• King’s says it will need nearly nearly quarter of a billion pounds in loans in 2017-18
  • The £1bn turnover trust will owe DHSC £677m by the end of March, report says
  • In-year deficit could exceed £100m, as month nine position slips by £32m
  • Last year-end forecast deficit was £92.2m

A London teaching hospital has predicted it will need to borrow nearly a quarter of a billion pounds from the Department of Health and Social Care this financial year, it emerged yesterday.

Documents published by King’s College Hospital Foundation Trust today said the organisation “is currently forecasting a loan (revenue and capital) of £222.7m for 2017-18”.

Interim revenue loans account for £154.1m of the total, with loans for capital projects accounting for the rest.

The trust has already received £138m from the DHSC so far this year.

King’s reported a total “borrowing balance outstanding” of £677.1m by the end of March.

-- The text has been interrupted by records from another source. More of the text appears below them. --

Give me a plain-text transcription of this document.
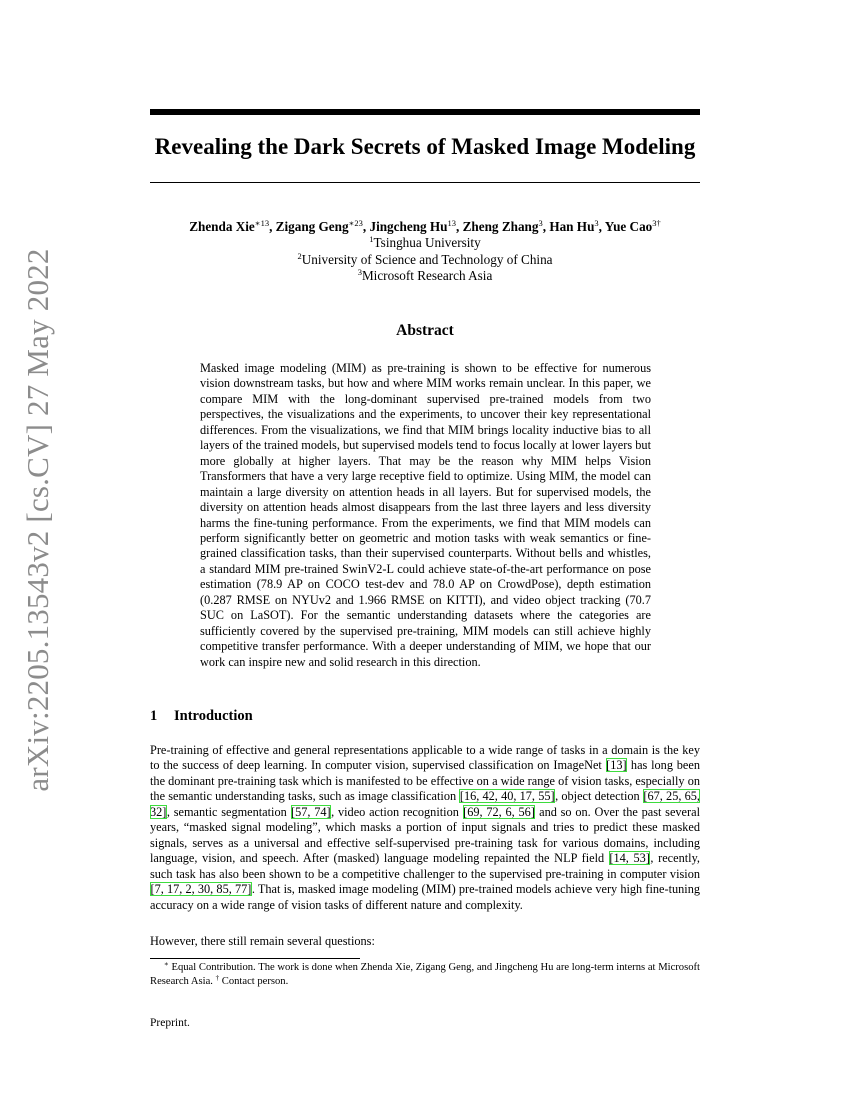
arXiv:2205.13543v2 [cs.CV] 27 May 2022
Revealing the Dark Secrets of Masked Image Modeling
Zhenda Xie$^{∗13}$, Zigang Geng$^{∗23}$, Jingcheng Hu$^{13}$, Zheng Zhang$^3$, Han Hu$^3$, Yue Cao$^{3\dagger}$
$^1$Tsinghua University
$^2$University of Science and Technology of China
$^3$Microsoft Research Asia
Abstract

Masked image modeling (MIM) as pre-training is shown to be effective for numerous vision downstream tasks, but how and where MIM works remain unclear. In this paper, we compare MIM with the long-dominant supervised pre-trained models from two perspectives, the visualizations and the experiments, to uncover their key representational differences. From the visualizations, we find that MIM brings locality inductive bias to all layers of the trained models, but supervised models tend to focus locally at lower layers but more globally at higher layers. That may be the reason why MIM helps Vision Transformers that have a very large receptive field to optimize. Using MIM, the model can maintain a large diversity on attention heads in all layers. But for supervised models, the diversity on attention heads almost disappears from the last three layers and less diversity harms the fine-tuning performance. From the experiments, we find that MIM models can perform significantly better on geometric and motion tasks with weak semantics or fine-grained classification tasks, than their supervised counterparts. Without bells and whistles, a standard MIM pre-trained SwinV2-L could achieve state-of-the-art performance on pose estimation (78.9 AP on COCO test-dev and 78.0 AP on CrowdPose), depth estimation (0.287 RMSE on NYUv2 and 1.966 RMSE on KITTI), and video object tracking (70.7 SUC on LaSOT). For the semantic understanding datasets where the categories are sufficiently covered by the supervised pre-training, MIM models can still achieve highly competitive transfer performance. With a deeper understanding of MIM, we hope that our work can inspire new and solid research in this direction.

1 Introduction

Pre-training of effective and general representations applicable to a wide range of tasks in a domain is the key to the success of deep learning. In computer vision, supervised classification on ImageNet [13] has long been the dominant pre-training task which is manifested to be effective on a wide range of vision tasks, especially on the semantic understanding tasks, such as image classification [16, 42, 40, 17, 55], object detection [67, 25, 65, 32], semantic segmentation [57, 74], video action recognition [69, 72, 6, 56] and so on. Over the past several years, “masked signal modeling”, which masks a portion of input signals and tries to predict these masked signals, serves as a universal and effective self-supervised pre-training task for various domains, including language, vision, and speech. After (masked) language modeling repainted the NLP field [14, 53], recently, such task has also been shown to be a competitive challenger to the supervised pre-training in computer vision [7, 17, 2, 30, 85, 77]. That is, masked image modeling (MIM) pre-trained models achieve very high fine-tuning accuracy on a wide range of vision tasks of different nature and complexity.

However, there still remain several questions:

∗ Equal Contribution. The work is done when Zhenda Xie, Zigang Geng, and Jingcheng Hu are long-term interns at Microsoft Research Asia. † Contact person.

Preprint.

This breaks down as £395m in “revenue support loans” and “revolving working capital facilities”. It had DHSC capital loans of £133.9m and private finance initiative obligations of £147.3m. 

Since being placed in financial special measures in December the trust must pay interest on loans at six per cent, rather than the normal 1.5 or 3.5 per cent. It will have repaid £7.8m by the end of the year, the report said.

The £1bn turnover organisation’s most recent deficit forecast for the year is £92.2m. It made this prediction in December. The trust was this week unable to say what its position at the end of the year will be – although the revenue borrowing prediction for 2017-18 suggests it could be around £150m.

The King’s deficit at the end of month nine, the latest published figures, was £79m – £32m worse than planned.

On Monday, NHS Improvement is due to publish the quarter three performance of the provider sector, which will include the refreshed year-end forecast positions for trusts.

The trust received a £60m loan from the DHSC to expand its critical care unit this year but a report to the board said this work had so far cost £65.9m and was projected to reach £74.4m by March 2018.

At a board meeting on Wednesday, interim finance director Alan Goldsman said the trust was paying suppliers promptly and he and new trust chair Ian Smith said the working relationship with NHS Improvement was positive.

A financial recovery director has been appointed to the trust by the regulator.

Former NHS Improvement chief executive Jim Mackey singled King’s out for criticism on the reliability of its financial forecasts in an HSJ interview last year.

At its December meeting, trust chief executive Nick Moberley said when he joined in 2015 the underlying deficit was £140m and the trust had since managed to reduce it to nearer £100m.

The trust’s chair, chief operating officer and finance director left the trust in November and December.